Palliative care workers in Bangladesh take part in dementia awareness workshop

Categories: Education.

This was the first of a two-part series of workshops to raise awareness among the staff of CPC about dementia in Bangladesh. It was supported by the Worldwide Hospice Palliative Care Alliance (WHPCA), and took place at the CPC in Dhaka.

HelpAge International is a non-governmental organisation which works with older people to help improve their quality of life.

A team consisting of a Senior Policy Officer, a Consultant, Project Officer and a Capacity Building and Program Assistant came to train CPC staff about how to care for older people and people with dementia.

Dementia is a syndrome which is chronic or progressive in nature, where there is deterioration in cognitive function (i.e. the ability to process thought) beyond what might be expected from normal ageing.

It affects memory, thinking, orientation, calculation, learning capacity, language and judgement, among other functions.

Worldwide, 47.5 million people have dementia and 7.7 million people are newly diagnosed every year. The WHO recognises dementia as a public health priority.

In Bangladesh, dementia is the 10th most common non-communicable disease. Worldwide, dementia is one of the major causes of disability and dependency among older people.
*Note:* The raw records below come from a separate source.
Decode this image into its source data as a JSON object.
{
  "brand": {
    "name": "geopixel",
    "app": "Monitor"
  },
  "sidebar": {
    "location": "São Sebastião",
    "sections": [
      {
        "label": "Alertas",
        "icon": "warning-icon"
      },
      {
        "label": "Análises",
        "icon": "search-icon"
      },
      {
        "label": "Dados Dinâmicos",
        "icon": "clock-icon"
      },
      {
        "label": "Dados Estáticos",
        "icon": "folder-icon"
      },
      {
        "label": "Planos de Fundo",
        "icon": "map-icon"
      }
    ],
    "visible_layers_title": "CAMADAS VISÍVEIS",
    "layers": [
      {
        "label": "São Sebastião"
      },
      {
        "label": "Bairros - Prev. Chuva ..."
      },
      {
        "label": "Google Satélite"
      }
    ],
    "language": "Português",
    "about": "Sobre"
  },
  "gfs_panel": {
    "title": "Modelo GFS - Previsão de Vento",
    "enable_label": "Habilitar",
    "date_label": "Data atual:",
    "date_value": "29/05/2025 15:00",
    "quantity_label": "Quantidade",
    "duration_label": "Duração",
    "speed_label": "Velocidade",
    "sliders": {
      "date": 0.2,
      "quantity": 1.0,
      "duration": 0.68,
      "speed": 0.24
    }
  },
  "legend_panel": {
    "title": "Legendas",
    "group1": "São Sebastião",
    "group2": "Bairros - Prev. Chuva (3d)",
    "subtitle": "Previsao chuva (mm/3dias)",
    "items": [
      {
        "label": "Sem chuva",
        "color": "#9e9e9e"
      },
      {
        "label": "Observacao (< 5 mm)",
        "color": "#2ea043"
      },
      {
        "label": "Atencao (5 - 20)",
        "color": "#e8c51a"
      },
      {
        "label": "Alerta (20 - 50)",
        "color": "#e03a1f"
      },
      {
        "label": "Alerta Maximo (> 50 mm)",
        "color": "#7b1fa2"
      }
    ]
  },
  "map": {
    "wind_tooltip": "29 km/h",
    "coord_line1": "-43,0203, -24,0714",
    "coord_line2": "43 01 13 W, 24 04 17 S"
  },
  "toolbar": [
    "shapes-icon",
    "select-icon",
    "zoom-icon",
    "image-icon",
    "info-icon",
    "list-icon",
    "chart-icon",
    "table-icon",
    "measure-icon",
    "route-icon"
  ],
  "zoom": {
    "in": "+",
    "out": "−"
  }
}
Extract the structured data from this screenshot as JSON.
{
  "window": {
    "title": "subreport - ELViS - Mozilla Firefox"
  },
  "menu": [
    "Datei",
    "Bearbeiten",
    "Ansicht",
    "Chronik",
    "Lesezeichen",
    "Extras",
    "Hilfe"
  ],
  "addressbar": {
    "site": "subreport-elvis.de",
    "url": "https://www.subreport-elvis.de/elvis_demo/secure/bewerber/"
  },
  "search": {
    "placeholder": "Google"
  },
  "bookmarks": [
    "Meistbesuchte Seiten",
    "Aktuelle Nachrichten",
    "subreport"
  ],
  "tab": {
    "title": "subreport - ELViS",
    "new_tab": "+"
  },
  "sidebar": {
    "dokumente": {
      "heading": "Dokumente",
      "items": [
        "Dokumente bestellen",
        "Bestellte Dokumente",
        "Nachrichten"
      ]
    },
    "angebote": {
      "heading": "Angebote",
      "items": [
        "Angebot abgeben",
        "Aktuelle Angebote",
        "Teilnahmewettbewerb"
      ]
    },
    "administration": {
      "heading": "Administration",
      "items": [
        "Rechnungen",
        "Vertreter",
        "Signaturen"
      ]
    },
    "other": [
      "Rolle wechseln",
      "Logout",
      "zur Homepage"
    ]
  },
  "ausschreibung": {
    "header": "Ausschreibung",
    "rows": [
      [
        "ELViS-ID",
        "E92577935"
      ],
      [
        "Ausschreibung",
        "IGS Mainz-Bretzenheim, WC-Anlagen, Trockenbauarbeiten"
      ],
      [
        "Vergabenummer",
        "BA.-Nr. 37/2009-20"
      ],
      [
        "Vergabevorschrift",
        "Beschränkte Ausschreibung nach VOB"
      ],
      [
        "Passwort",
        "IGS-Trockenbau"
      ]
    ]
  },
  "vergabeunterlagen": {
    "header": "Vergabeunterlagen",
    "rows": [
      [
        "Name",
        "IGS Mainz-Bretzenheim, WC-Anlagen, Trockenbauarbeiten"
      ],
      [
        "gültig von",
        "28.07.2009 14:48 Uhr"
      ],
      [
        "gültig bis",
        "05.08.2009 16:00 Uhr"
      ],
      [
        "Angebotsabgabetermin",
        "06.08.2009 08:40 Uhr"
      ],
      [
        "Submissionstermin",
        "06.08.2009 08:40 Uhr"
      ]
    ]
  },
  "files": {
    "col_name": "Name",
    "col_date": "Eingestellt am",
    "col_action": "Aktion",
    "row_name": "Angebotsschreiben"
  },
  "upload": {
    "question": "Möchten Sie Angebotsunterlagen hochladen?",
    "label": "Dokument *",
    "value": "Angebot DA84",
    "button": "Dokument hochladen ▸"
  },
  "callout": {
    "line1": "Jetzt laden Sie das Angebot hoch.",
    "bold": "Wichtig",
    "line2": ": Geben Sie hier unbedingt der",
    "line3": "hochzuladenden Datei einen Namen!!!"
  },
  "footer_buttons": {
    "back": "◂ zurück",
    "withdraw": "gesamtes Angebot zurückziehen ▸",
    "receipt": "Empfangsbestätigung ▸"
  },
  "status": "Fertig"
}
The number of older people is increasing and, as a result, dementia is an emerging issue in palliative care.

The aims of this workshop were: to increase awareness about dementia, to focus on the needs of older people, to examine what can we do for them, and to define the role of palliative care for people with dementia.

There were just under 40 participants, including doctors, nurses, pharmacists, social workers and palliative care assistants.

Professor Nezamuddin Ahmad, head of CPC, started the session with a warm welcome speech.

In the first session, presenters discussed the classification of ageing, basic ageing issues, initiatives for ageing at the national and global level, and the contributions of older people to society.

An interesting part of the first session was a role playing exercise where every participant played the role of an older person, with either hearing, visual or breathing problems.

After the role-play, I realized that older people can feel loneliness and helplessness in their life and that sometimes nobody listens to them.

In the second session, there was a presentation on: ‘Dementia linking with ageing and care giving (Home, Community and Social)’. Then we discussed what we can do and what next steps will be taken to help older people.

Locally, some initiatives for people with dementia have been started by the Bangladesh Dementia Action Alliance foundation (BDAAf).

After this training session, the palliative care providers at CPC realised that we also have to take responsibility for persons with dementia and support their quality of life, because dementia is an incurable disease.

The second part of this dementia awareness workshop will be held in December 2015.